Lhasa stood out not just because of how you got there, but still — the appeal of the location was that it was, yes, unexpected, and also evidence of someone carving out their own space, quite literally, to make room for their life and ambitions. On the GoFundMe page, Ben writes that “my success there secured life for my family.”

Places like Lhasa are intrinsic to their communities. Being lesser known to the outside world — or even the neighborhood more broadly — only strengthens the bond. Lhasa, of course, became better known (especially after it was featured on a Queens episode of Anthony Bourdain’s Parts Unknown), and since the original’s opening in 2012, Ben has expanded with proper storefronts in Elmhurst and the East Village, but I can’t say if I’ve actually been to either. I’ve just always gone back to the original.

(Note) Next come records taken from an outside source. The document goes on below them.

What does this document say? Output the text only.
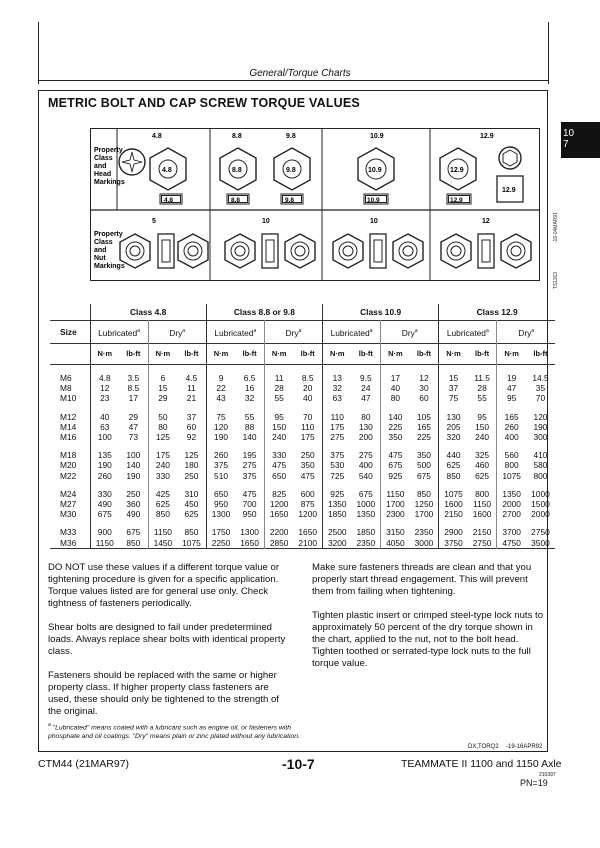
General/Torque Charts
10
7
-19-04MAR91
TS1163
METRIC BOLT AND CAP SCREW TORQUE VALUES
Property
Class
and
Head
Markings
Property
Class
and
Nut
Markings
4.8	8.8	9.8	10.9	12.9
4.8
4.8
8.8
8.8
9.8
9.8
10.9
10.9
12.9
12.9
12.9
5	10	10	12
	Class 4.8				Class 8.8 or 9.8				Class 10.9				Class 12.9			
Size	Lubricated$^a$		Dry$^a$		Lubricated$^a$		Dry$^a$		Lubricated$^a$		Dry$^a$		Lubricated$^a$		Dry$^a$
	N·m	lb-ft	N·m	lb-ft	N·m	lb-ft	N·m	lb-ft	N·m	lb-ft	N·m	lb-ft	N·m	lb-ft	N·m	lb-ft

M6	4.8	3.5	6	4.5	9	6.5	11	8.5	13	9.5	17	12	15	11.5	19	14.5
M8	12	8.5	15	11	22	16	28	20	32	24	40	30	37	28	47	35
M10	23	17	29	21	43	32	55	40	63	47	80	60	75	55	95	70

M12	40	29	50	37	75	55	95	70	110	80	140	105	130	95	165	120
M14	63	47	80	60	120	88	150	110	175	130	225	165	205	150	260	190
M16	100	73	125	92	190	140	240	175	275	200	350	225	320	240	400	300

M18	135	100	175	125	260	195	330	250	375	275	475	350	440	325	560	410
M20	190	140	240	180	375	275	475	350	530	400	675	500	625	460	800	580
M22	260	190	330	250	510	375	650	475	725	540	925	675	850	625	1075	800

M24	330	250	425	310	650	475	825	600	925	675	1150	850	1075	800	1350	1000
M27	490	360	625	450	950	700	1200	875	1350	1000	1700	1250	1600	1150	2000	1500
M30	675	490	850	625	1300	950	1650	1200	1850	1350	2300	1700	2150	1600	2700	2000

M33	900	675	1150	850	1750	1300	2200	1650	2500	1850	3150	2350	2900	2150	3700	2750
M36	1150	850	1450	1075	2250	1650	2850	2100	3200	2350	4050	3000	3750	2750	4750	3500
DO NOT use these values if a different torque value or tightening procedure is given for a specific application. Torque values listed are for general use only. Check tightness of fasteners periodically.
Shear bolts are designed to fail under predetermined loads. Always replace shear bolts with identical property class.
Fasteners should be replaced with the same or higher property class. If higher property class fasteners are used, these should only be tightened to the strength of the original.
Make sure fasteners threads are clean and that you properly start thread engagement. This will prevent them from failing when tightening.
Tighten plastic insert or crimped steel-type lock nuts to approximately 50 percent of the dry torque shown in the chart, applied to the nut, not to the bolt head. Tighten toothed or serrated-type lock nuts to the full torque value.
$^a$ "Lubricated" means coated with a lubricant such as engine oil, or fasteners with phosphate and oil coatings. "Dry" means plain or zinc plated without any lubrication.
DX,TORQ2 -19-16APR92
CTM44 (21MAR97)	-10-7	TEAMMATE II 1100 and 1150 Axle
210397
PN=19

Being a secret isn’t good business unless you’ve got money to burn and people are seeking you out. But in a city that’s endlessly excavated, and in a world where so much can be found by just typing a few words into your phone, a little bit of secrecy is enticing for even a semi-adventurous customer. Another of my favorites is a pool hall called Nano Billiards Cafe, ALSO, located just off the Grand Concourse in the Bronx, where you can score wonderful Dominican dishes locrio de pollo and bacalao in red sauce if you know to ask for them. Even after I had been a couple times, I remember walking by and missing it — maybe because some scaffolding went up, or maybe just because I was in my own world. But I’d stop by whenever I could, when I was going up to Arthur Avenue or checking out some new restaurants, getting off the subway a few stops early.

Over the past year, even as I’ve made my way around the city — hopping on my bike to get Thai food in Elmhurst or making my way to Lechonera La Piraña — I’ve missed stumbling into these places. Unless you’re a part of the community, you are, of course, an interloper, as I was at Nano Billiards.

Mostly, it’s the stumbling around that I miss, just being out in the world. The places that we tend to call hidden gems can feel like entering a part of the city that exists beneath the surface, end points that you’ll only find if you’re willing to look around, to find people making their place wherever they can.